Categories
MOTHER LOSS

Leaving Room For Spilled Milk

By: Heather Wolper

This morning as I was upstairs making my bed, I heard cries from downstairs, “Oh, No!! Mom! Help.” I groaned. Screams like that usually mean someone has made a catastrophic mess. “Mom, quick. Hurry!!! Lucy just poured out a gallon of milk and all the egg-nog.”

I took a deep breath and headed down the stairs to survey the damage. When I saw the empty gallon of milk sitting in a lake of milk and egg nog on the floor, my vision of making pancakes on our last lazy morning of Winter break drained out as quickly as the milk had poured across my kitchen floor.

These moments happen frequently, cereal spills, paint on the walls, foreign objects in the toilet, fully clothed children in the bathtub. In an instant, calm unravels and chaos ensues.

Unfortunately, my response to mess and mayhem is often much like this morning’s milk spill. My emotions come pouring out like uncapped milk until they have covered everything in their wake. Then, I must start the ugly process of trying to clean up the mess I have made, but there is no way to pour my words neatly back into a gallon jug. They have soaked in before I can take them back.

This morning God gave grace. I did not yell or criticize. I did not explode or fume. I calmly soaked up milk and thanked the children for running for towels.

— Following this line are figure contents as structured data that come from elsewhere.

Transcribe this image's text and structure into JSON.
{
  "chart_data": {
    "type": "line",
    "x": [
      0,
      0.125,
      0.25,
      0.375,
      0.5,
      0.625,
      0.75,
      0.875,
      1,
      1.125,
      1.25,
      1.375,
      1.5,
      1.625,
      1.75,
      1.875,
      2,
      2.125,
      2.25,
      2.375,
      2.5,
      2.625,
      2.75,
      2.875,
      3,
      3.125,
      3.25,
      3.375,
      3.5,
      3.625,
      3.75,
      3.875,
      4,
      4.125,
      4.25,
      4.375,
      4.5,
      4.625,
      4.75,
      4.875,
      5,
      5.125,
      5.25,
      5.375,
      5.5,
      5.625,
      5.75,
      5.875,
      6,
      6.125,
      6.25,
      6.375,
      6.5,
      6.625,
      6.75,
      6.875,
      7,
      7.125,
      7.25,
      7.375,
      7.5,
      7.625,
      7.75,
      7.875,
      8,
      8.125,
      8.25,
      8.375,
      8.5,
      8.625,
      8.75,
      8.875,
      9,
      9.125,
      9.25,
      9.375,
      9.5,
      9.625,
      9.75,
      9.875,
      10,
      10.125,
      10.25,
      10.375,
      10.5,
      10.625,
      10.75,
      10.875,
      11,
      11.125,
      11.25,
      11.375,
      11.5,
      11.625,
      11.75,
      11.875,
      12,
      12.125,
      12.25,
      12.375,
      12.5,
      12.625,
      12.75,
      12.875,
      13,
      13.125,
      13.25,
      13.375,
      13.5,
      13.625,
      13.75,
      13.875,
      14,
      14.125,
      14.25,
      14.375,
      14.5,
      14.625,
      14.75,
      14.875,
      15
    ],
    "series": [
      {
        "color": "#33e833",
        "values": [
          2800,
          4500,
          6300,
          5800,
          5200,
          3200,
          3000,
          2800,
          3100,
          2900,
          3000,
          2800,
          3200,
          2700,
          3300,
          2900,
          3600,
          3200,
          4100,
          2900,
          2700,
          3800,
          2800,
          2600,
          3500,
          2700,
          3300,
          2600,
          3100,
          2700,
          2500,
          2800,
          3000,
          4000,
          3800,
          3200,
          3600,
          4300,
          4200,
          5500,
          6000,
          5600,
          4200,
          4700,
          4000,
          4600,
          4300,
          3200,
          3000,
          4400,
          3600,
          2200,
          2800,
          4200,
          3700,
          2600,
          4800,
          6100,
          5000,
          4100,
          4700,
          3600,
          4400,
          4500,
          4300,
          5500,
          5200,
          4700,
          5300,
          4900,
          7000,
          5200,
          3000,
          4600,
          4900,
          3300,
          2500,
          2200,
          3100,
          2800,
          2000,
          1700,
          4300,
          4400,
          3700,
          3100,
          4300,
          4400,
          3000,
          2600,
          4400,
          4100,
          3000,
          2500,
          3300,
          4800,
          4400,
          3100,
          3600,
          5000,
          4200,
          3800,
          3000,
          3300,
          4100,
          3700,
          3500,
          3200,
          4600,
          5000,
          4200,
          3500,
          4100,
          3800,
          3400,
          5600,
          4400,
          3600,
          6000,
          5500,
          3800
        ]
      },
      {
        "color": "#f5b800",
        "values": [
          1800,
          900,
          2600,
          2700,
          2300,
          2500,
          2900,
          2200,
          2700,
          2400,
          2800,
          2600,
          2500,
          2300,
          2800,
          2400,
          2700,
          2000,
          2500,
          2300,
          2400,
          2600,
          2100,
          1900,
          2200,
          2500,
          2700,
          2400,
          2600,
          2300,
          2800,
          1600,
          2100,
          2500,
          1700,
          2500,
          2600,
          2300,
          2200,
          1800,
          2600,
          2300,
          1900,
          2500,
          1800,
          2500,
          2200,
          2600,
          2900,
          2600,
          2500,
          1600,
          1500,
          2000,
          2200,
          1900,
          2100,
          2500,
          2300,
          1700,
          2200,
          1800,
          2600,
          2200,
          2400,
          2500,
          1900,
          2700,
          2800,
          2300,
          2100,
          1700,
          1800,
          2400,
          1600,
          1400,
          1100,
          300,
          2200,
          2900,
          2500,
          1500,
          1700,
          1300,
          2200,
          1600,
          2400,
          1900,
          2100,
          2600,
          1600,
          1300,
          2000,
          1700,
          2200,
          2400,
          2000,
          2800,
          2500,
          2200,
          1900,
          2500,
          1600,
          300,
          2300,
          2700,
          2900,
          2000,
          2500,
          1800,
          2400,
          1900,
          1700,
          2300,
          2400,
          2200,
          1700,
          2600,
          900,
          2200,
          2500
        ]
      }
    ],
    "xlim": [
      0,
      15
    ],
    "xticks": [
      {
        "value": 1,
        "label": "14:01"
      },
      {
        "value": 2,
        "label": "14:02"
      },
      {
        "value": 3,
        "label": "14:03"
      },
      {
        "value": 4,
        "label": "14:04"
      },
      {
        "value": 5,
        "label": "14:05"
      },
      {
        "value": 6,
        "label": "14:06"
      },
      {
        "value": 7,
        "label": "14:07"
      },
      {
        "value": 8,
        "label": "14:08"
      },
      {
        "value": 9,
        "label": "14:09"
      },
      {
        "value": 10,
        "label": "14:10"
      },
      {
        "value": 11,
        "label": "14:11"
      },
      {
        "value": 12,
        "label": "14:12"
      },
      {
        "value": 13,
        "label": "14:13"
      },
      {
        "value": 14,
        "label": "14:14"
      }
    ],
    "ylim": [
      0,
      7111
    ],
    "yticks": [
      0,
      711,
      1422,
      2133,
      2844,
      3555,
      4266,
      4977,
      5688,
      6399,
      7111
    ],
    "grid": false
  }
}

After all the milk was cleaned up, breakfast was eaten and children had gone off to play, I sat down in the quiet of my kitchen and wondered why many days, despite my desire to remain calm, my big emotions spill out like milk instead.

Why, when I long for my words to nourish, do they spill out like sour milk? Why, when I know that anger does not produce the righteous life that God desires, does anger pour out onto those around me?

When reality collides with my expectations, I become easily frustrated. The perfectionist control-freak inside of me feels slighted that things are not going according to plan.

So often I forget to leave a margin for the unexpected to occur. When I have zero margin due to a crowded schedule or limited resources, I have no room to handle the inevitable chaos that occurs in a houseful of 5 spirited children. Milk spills and missing shoes, sibling scuffles and missed school busses become calamities when they should merely be bumps in the road.

Without margin for rest, I neglect to spend necessary time with the Lord and I fail to take proper care of myself. As I sacrifice time with the Lord, my tank becomes dangerously empty for the moments I need an extra measure of grace.

When I am running on fumes, my spirit becomes irritable and when disaster strike, irritation comes spilling out like spoiled milk.

I must not allow myself to get to empty. I must not allow life-giving time with the Lord to take a back seat to an overcrowded calendar. I must learn to say no in order to preserve margins of time and energy for the unexpected, but inevitable moments of chaos.

“Those who live in the shelter of the Most High will find rest in the shadow of the Almighty.”